Und werden beobachtet wie Politiker…
Aber wir müssen behutsamer umgehen mit der Durchleuchtung von Persönlichkeiten: Der Nachfolger des Gouverneurs von New York hat vor Amtsantritt gewissermaßen all seine »Sünden« seit dem dritten Lebensjahr öffentlich beichten müssen, damit ihm später keine Vorhaltungen gemacht werden können. Das unterstellt, es gebe Menschen, die keine Fehler haben. Das hat inquisitorische Züge und ist vordemokratisch. So eine Entwicklung dürfen wir nicht wollen.
Politiker haben nicht wenig dazu beigetragen, dass auch in ihr Privatleben hineingeleuchtet wird – sie haben die Türen zu ihren Wohnungen aufgemacht, haben, zu Wahlkampfzwecken, menschelnde Geschichten über ihr Familienleben schreiben lassen. Das kam ihnen als Werbung gelegen. Wenn das Menschelnde dann bei späterer Gelegenheit nicht mehr passt, meldet sich Empörung über die Verletzung der Privatsphäre.
Ich habe früher auch nicht so genau darauf geachtet, ich habe auch Homestorys machen lassen. Das war nicht gut. Das kommt mir heute nicht mehr in die Tüte.
Weil neues Vertrauen nicht dadurch entsteht, dass Politiker sich so verhalten wie Leute des Showgeschäfts…

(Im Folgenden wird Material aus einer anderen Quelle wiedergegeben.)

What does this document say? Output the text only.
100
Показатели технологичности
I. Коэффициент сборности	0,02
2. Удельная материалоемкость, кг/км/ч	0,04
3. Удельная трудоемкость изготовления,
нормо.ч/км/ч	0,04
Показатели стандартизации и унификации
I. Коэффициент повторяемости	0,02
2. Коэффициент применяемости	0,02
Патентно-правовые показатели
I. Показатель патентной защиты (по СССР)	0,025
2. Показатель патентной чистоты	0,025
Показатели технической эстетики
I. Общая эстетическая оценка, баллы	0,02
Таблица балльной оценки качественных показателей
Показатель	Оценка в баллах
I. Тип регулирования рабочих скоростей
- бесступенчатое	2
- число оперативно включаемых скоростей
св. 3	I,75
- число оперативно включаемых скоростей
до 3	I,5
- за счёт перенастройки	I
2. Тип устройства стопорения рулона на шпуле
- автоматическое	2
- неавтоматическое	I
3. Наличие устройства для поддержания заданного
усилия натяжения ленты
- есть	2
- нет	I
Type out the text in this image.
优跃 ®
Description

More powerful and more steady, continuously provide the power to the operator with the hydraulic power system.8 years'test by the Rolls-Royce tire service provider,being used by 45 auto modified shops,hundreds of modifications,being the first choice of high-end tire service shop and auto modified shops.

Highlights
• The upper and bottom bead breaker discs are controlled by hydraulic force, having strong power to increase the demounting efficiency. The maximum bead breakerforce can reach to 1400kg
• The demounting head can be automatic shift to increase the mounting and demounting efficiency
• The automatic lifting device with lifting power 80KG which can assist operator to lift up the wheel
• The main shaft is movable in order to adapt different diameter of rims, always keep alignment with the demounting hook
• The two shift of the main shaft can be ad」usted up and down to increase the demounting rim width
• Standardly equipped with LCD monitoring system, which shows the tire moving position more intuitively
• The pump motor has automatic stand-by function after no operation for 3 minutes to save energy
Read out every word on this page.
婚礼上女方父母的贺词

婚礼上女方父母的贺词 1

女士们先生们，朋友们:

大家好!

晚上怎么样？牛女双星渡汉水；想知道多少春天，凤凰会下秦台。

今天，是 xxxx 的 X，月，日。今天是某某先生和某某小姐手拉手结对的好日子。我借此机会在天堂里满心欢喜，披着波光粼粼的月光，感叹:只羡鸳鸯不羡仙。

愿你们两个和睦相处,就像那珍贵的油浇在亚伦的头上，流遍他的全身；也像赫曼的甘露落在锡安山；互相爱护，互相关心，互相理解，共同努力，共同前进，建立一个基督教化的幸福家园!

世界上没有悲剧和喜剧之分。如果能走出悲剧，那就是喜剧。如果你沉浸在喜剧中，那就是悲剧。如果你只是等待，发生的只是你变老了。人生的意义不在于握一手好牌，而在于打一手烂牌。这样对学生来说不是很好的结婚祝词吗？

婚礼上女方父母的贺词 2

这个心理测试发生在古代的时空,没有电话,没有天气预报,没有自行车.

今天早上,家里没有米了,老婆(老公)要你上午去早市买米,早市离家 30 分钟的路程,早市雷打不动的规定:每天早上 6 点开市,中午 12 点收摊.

Wenn die Menschen zu kaum jemandem in Politik und Wirtschaft noch Vertrauen haben, suchen sie sich Ersatzfiguren. Unter den Sportlern und den Menschen im Showgeschäft sind wunderbare Leute, und wenn die People-Magazine darüber berichten, ist das deren Leben. Aber unser Leben als Politiker ist ein anderes. Vertrauen gewinnen wir nicht durch die Befriedigung der Neugier nach immer neuen Details aus der Privatsphäre. Vertrauen gewinnen wir durch ein hinreichendes Maß an Seriosität und mit der Solidität der politischen Institutionen.